Me dice nene y yo le digo que no soy ningún nene, pero él insiste. Me tomo el pelo entre los dedos para que observe mis canas.

-¿Ve esto? –le digo-. Esto no crece en la cabeza de los niños.

-No se notan nene –es testarudo como él solo-. Además –agrega-, a quién le importan las canas. Mirá –se agarra el pelo níveo que le cubre parte de la cabeza con ambas manos y tuerce la boca como Al Pacino-. Estas me salieron por todas las veces que tuve que levantarme. Yo tuve dos supermercados, y terminé en un club de trueque cambiando un pack de cigarrillos por una docena de empanadas ¿Entendés lo que te digo?

-Sí. Entiendo.

-Entonces, qué me la van a venir a contar.

Yo sé que su sacrificio es como la hiel del engaño. Aparenta drenar, pero nunca se va del todo. Habla y añora su Italia natal.

-Pasa que ya soy grande –concluye, como si no calculara la imposibilidad de recomenzar su vida-. A esta altura me queda dejarles algo a mis hijos, y esperar.

-¿La muerte? –suelto sin pensarlo.

No me contesta. Hace caras. Resopla un poco. Luego acomoda unas bolsitas de frutos secos que tiene sobre el mostrador. Una acción automática, como quien se levanta los pantalones porque sí.

-¿Le preocupa morirse? –insisto.

-No nene, más bien me angustia seguir viviendo. Yo arranco a la mañana temprano y no paro hasta… -hace una pausa, no sé dónde va con ese comentario, pero puedo intuir que está harto de que lo jodan una y otra vez-. ¿No me decís la hora, querido?

-Las nueve y media.

Pienso que la diferencia entre la hora que él imaginaba que era, y las nueve y media, es la que hay entre un recién nacido que se arrastra hacia la teta de su madre, y un abuelo enclenque que muere solo y triste en su casa.

-¿Ves? Ya se me fue el día de nuevo-gruñe-. Ahora me tengo que poner a hacer unas ensaladitas de fruta, y ya quedo listo para la cama.

Me pregunto si alguna vez se le habrá ocurrido pensar en otra cosa que no sea trabajar.

-Querés llevar algo más.
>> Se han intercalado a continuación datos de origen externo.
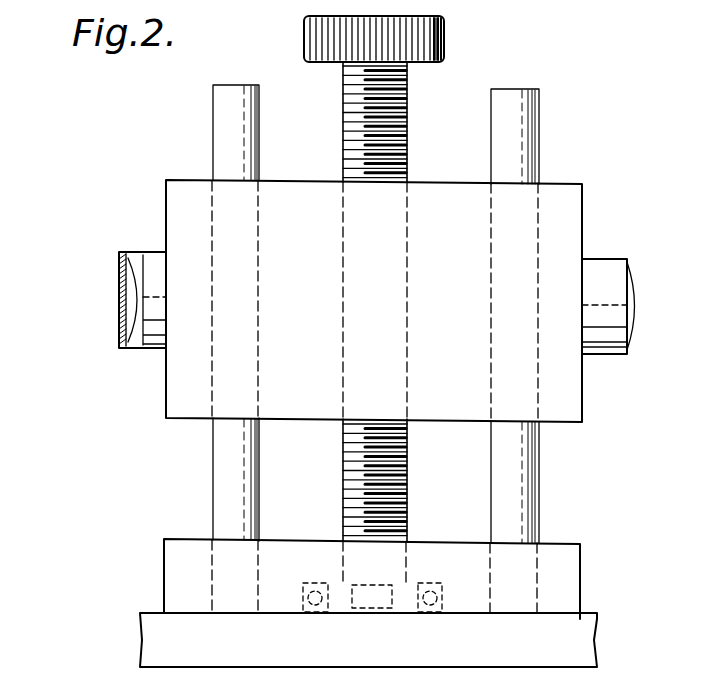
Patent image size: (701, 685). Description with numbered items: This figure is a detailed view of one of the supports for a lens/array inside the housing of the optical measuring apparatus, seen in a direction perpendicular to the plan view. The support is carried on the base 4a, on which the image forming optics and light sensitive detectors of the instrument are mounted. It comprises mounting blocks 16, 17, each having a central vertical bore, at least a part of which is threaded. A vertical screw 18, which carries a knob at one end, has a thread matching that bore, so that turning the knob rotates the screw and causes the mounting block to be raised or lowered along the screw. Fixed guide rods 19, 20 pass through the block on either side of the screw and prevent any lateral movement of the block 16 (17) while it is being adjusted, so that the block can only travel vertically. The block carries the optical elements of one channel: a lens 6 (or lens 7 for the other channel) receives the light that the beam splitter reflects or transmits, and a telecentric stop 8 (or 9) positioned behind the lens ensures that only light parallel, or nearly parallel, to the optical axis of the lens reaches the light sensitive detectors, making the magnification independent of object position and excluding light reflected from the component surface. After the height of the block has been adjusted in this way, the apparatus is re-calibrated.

Manzanas, peras, ciruelas –es hábil para la venta, y en alguna siempre te emboca.

-Este… -me quedo medio tildado, estoy pensando en otra cosa. En que debo irme a cocinar, mirar la tele un rato y estar a solas. Además, ya empezaba a sentirme como una de esas señoras que se quedan porque sí, y cada tanto dicen: atienda, atienda nomás, que yo no tengo apuro. Así que decido irme-. Me cobra por favor –le digo.

-Pensé que me ibas a ayudar a guardar los cajones de la vereda.

-Con gusto –le respondo.

-No. Es un chiste nene –se ríe como si hubiera hecho la mejor broma de la historia-. Tomá, llévate esto –pone dos paltas que se van a pudrir sin que las toque, y un poco de rúcula-. Esto lo mezclás con blabla –pierdo el sentido de lo que me está diciendo. No me importa qué pueda hacerse con esas cosas veganísimas.

-Ajá, bueno, prometo hacerlo –miento.

Luego viene la frase de siempre. La dice después de levantar las bolsas y encajármelas en los pulgares:

-¿Vas bien así? –eso dice, siempre dice eso- ¿Vas bien así?

Yo le respondo que sí, aunque pienso en otro peso que no es el de la mercadería. De la nada, la frase adquiere un sentido temporal inmenso, como si me hubiese preguntado por todo lo que he hecho y me ha pasado en la vida. Y siempre estoy a punto de contestarle que la verdad es que no sé si voy bien así. Pero qué más da.